South: Light to moderate rain fell on much of Louisiana, but the rest of the region was warm and dry. As a result, dryness expanded in parts of Oklahoma, and a few patches of D0 began to dot the lower Mississippi Valley. More significantly, dryness and drought broadly intensified across Texas south of the Panhandle. Conditions are abnormally dry or worse across much of the state. Areas of D1 and a few patches of D2 were brought into parts of central and eastern Texas, while severe to exceptional drought is common in central Texas and the western tier of the state. Broad patches of D4 exceptional drought now cover much of the Big Bend and along the New Mexico border. Farther north, little change was noted across the Panhandles of Texas and Oklahoma, and near the Red River Valley.

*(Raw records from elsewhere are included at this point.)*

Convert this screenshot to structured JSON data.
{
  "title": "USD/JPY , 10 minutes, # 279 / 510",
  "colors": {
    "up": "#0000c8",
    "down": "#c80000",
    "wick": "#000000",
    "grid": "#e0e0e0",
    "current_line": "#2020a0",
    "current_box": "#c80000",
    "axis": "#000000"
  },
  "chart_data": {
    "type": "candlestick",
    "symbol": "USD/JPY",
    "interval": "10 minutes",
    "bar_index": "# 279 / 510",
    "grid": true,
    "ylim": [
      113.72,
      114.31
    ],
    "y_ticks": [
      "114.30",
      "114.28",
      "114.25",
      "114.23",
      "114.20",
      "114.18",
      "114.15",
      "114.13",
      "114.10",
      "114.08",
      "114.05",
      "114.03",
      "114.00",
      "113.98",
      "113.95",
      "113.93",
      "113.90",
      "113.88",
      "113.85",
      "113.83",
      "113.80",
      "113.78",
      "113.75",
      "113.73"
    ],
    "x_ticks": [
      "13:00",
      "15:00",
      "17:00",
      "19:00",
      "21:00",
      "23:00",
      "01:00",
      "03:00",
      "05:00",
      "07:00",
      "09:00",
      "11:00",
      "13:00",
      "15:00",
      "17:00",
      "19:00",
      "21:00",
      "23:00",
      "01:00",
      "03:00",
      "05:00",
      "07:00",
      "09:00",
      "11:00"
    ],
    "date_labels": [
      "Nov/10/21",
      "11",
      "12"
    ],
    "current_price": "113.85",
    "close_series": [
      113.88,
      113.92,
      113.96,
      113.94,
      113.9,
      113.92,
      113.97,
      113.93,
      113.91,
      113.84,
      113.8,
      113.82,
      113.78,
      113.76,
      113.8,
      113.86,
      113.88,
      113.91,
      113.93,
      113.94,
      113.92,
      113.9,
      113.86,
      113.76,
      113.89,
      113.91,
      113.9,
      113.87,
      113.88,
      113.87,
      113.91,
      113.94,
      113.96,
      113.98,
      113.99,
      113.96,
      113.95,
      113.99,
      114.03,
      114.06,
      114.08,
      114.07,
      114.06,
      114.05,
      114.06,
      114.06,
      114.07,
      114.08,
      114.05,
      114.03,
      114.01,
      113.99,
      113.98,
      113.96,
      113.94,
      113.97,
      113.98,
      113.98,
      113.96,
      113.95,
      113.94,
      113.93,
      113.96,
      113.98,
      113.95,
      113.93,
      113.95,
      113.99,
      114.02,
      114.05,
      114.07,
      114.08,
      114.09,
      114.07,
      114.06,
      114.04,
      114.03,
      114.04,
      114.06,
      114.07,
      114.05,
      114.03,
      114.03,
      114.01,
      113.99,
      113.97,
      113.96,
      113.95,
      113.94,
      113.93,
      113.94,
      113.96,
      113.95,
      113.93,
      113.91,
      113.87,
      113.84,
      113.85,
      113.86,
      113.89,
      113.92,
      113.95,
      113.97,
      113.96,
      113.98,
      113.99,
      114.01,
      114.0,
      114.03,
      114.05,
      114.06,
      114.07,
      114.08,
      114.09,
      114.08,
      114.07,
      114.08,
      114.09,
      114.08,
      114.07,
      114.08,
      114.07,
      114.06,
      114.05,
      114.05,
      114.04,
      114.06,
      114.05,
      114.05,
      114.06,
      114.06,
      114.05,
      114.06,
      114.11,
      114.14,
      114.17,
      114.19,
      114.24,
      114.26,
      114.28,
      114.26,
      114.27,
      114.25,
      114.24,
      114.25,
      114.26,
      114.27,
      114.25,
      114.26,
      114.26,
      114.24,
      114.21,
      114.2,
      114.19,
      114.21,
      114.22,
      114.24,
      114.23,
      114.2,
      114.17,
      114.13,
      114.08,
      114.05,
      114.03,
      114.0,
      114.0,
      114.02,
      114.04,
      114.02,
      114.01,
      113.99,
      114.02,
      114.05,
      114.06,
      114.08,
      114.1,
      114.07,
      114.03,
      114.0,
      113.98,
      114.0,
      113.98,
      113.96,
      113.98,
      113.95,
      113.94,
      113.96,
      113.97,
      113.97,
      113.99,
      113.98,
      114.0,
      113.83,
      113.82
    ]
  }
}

Looking ahead: Through Nov. 16, 2020, heavy precipitation is expected from an interaction of a frontal system and Tropical Storm Eta in the Southeast. Up to five inches are expected in parts of the Eastern Carolinas, and amounts of 1.5 to four inches are expected in the west-Central Florida Peninsula and across the remainder of the Carolinas northward into the middle Atlantic states. Heavy precipitation is also expected in the Pacific Northwest, with five to 10 inches fairly common along the north half of the Pacific Coast and over the Central and Northern Cascades. Lesser amounts are forecast over the rest of the Pacific Northwest from the Cascades westward, and in some higher elevations across the Intermountain West. Moderate precipitation, with isolated amounts approaching two inches, could fall on the higher elevations in the central Rockies and in a swath across central Missouri and southern Illinois. In contrast, little or no precipitation is expected through the Plains, Gulf Coast, desert Southwest, and southern parts of California and Nevada. Meanwhile, most of the contiguous United States should average a few degrees above normal, with subnormal temperatures restricted to the northern Rockies and Intermountain West.
The Climate Prediction Center’s 6-10 day outlook (Nov. 17-21) favors above-normal precipitation across much of Alaska, the northern and central Intermountain West, northern California, and the Pacific Northwest. From the Great Plains eastward to the Atlantic Coast, odds favor below-normal precipitation outside Maine and southern Florida. It should be cooler than normal in southeast Alaska, New England, the middle Atlantic region, and the eastern Carolinas. Warm weather should cover northern and western Alaska, from the Mississippi Valley west to the Pacific Coast, and along the Gulf Coast.